The https:// ensures that you are connecting to the official website and that any information you provide is encrypted and transmitted securely.

Access keys NCBI Homepage MyNCBI Homepage Main Content Main Navigation
. 2018 Jun;25(6):875-881.
doi: 10.1111/ene.13611. Epub 2018 Apr 3.

Partial loss of function of colony-stimulating factor 1 receptor in a patient with white matter abnormalities

Affiliations

Partial loss of function of colony-stimulating factor 1 receptor in a patient with white matter abnormalities

T Konno et al. Eur J Neurol. 2018 Jun.

Abstract

Background and purpose: Mutations in colony-stimulating factor 1 receptor (CSF1R) cause adult-onset leukoencephalopathy with axonal spheroids and pigmented glia (ALSP). Patients with ALSP can be misdiagnosed as having acute ischemic stroke due to hyperintensity lesions on diffusion-weighted magnetic resonance imaging. Mutant CSF1R proteins identified in ALSP show a complete loss of autophosphorylation of CSF1R.

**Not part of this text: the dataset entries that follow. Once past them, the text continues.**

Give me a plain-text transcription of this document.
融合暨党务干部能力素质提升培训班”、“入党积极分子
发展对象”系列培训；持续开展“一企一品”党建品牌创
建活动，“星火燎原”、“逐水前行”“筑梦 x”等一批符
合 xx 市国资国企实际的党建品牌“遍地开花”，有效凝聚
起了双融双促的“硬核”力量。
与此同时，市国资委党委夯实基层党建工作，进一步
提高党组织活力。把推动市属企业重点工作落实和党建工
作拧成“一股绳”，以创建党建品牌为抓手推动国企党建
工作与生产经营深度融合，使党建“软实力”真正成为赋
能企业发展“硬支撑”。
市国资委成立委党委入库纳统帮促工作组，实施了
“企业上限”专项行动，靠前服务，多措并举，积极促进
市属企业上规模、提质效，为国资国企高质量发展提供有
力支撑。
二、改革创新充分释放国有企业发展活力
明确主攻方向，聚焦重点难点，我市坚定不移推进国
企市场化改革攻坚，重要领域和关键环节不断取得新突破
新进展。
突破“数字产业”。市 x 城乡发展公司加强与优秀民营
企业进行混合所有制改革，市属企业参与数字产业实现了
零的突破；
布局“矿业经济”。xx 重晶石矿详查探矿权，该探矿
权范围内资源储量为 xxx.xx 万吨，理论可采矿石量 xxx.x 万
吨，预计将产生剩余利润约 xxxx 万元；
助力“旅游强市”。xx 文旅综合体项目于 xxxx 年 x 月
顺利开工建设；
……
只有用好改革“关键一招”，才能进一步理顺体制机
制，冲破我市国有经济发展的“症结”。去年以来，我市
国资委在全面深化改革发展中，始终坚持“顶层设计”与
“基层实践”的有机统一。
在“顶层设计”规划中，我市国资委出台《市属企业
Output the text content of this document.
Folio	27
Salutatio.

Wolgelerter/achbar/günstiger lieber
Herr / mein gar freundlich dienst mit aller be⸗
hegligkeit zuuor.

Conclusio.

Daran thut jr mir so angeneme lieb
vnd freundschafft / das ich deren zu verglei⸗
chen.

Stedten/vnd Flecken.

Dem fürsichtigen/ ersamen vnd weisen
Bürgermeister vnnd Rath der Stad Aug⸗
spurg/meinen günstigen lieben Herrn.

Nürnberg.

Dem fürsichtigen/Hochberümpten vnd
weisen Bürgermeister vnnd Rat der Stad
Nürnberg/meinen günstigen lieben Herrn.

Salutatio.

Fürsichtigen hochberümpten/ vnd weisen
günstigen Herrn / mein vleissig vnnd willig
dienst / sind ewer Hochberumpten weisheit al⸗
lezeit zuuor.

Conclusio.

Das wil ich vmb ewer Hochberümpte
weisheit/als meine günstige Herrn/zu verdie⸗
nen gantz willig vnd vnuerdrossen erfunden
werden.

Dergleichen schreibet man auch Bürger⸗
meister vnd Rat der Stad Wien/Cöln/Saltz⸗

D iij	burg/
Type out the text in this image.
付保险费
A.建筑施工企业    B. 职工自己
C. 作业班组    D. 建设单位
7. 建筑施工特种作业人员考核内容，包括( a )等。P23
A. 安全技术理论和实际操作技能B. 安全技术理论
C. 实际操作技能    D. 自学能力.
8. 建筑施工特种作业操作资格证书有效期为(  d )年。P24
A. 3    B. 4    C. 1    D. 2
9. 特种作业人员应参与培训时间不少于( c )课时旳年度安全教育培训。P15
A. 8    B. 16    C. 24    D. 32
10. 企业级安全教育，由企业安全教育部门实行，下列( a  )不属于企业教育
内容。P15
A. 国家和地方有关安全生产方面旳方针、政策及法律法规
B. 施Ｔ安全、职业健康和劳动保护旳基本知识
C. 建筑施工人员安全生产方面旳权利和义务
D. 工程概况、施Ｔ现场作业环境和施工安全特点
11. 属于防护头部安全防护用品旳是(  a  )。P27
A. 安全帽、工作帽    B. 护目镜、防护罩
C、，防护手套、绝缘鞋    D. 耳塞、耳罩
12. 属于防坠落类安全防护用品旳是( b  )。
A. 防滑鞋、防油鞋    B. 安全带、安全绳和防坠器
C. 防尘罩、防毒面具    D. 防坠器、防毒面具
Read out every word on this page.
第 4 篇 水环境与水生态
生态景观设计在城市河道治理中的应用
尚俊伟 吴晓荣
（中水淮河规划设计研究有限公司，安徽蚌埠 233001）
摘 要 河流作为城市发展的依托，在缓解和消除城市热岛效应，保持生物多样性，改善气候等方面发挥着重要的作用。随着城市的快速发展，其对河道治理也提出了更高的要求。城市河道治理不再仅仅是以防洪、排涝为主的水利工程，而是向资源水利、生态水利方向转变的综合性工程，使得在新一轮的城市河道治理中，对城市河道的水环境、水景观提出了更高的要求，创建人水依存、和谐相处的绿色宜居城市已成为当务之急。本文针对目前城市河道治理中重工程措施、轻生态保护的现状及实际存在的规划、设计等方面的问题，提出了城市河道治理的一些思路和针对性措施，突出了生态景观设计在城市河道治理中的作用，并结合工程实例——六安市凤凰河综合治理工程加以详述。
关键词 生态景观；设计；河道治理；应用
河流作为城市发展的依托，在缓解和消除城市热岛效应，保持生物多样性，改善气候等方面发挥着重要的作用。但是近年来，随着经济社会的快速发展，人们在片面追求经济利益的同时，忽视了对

Methods: We conducted mutation screening of CSF1R in 123 patients with definite acute ischemic cerebrovascular syndrome and positive family history of stroke. The pathogenicity of identified variants was evaluated using functional analyses. The levels of autophosphorylation of CSF1R in response to treatment with ligands of CSF1R were examined in cells transfected with wild-type and mutant CSF1R.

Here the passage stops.